In the small pickup market dominated by Toyota’s Tacoma, the Japanese manufacturer also could afford to wait because GM, Ford and Chrysler Group discontinued their competitive models in 2011 and 2012. GM returned to the market last year with the Chevrolet Colorado and GMC Canyon, and the former won Motor Trend magazine’s Truck of the Year Award.
“The competition is good to bring more awareness back to that compact or midsize segment now,” said Mike Sweers, Toyota’s chief engineer for the Tacoma and Tundra pickups.
“It’s bringing in some new customers.”
After having dominated the small-truck segment with a 64 percent market share last year, Toyota is showing little alarm about Tacoma sales shrinking in the face of GM’s return. The Tacoma factory near Tijuana, Mexico, will become Toyota’s first North American plant to operate on three shifts starting in April, boosting production capacity by about 40 percent to 89,000 a year.
Contrary to Tacoma’s commanding position in small trucks, Nissan’s Titan is a bit player among full-size pickups. Within a year of its debut as a 2004 model, the truck’s share of the segment peaked at just 3.4 percent. Ford’s F-Series line outsold Titan 60-to-1 last year.

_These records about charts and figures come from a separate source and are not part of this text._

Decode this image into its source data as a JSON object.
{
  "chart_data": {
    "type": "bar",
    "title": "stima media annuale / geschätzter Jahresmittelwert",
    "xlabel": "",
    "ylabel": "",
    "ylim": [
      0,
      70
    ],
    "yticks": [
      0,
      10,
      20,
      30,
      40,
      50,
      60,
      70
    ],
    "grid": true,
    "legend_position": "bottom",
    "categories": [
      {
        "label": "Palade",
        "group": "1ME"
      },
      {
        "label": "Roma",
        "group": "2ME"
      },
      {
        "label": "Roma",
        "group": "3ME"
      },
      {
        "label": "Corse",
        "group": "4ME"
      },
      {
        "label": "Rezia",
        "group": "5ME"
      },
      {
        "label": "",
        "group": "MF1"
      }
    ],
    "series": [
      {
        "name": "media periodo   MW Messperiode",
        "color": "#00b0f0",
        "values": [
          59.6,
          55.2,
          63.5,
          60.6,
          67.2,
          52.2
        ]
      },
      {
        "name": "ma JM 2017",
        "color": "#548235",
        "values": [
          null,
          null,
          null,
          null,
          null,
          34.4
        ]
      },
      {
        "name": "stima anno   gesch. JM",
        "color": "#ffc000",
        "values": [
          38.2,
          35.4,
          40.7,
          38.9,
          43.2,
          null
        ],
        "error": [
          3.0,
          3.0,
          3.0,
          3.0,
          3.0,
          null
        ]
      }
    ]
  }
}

“The market performance of that segment has not mirrored cars in that the domestics have not really ceded share,” Tom Libby, an analyst with IHS Automotive, said by telephone. “In the ’80s, the Japanese really emerged in cars and the domestics lost their foundation. But in trucks, the domestics never really lost that foundation. There was never the dissatisfaction.”
Nissan will revamp Titan with more-pronounced styling than its decade-old and staid predecessor while also offering a 5-liter, V-8 turbo diesel engine supplied by Cummins that boosts performance.
“The look of the truck is going to be quite appealing to a typical trucker and consumer,” said Fred Diaz, senior vice president for Nissan’s U.S. sales, marketing and operations.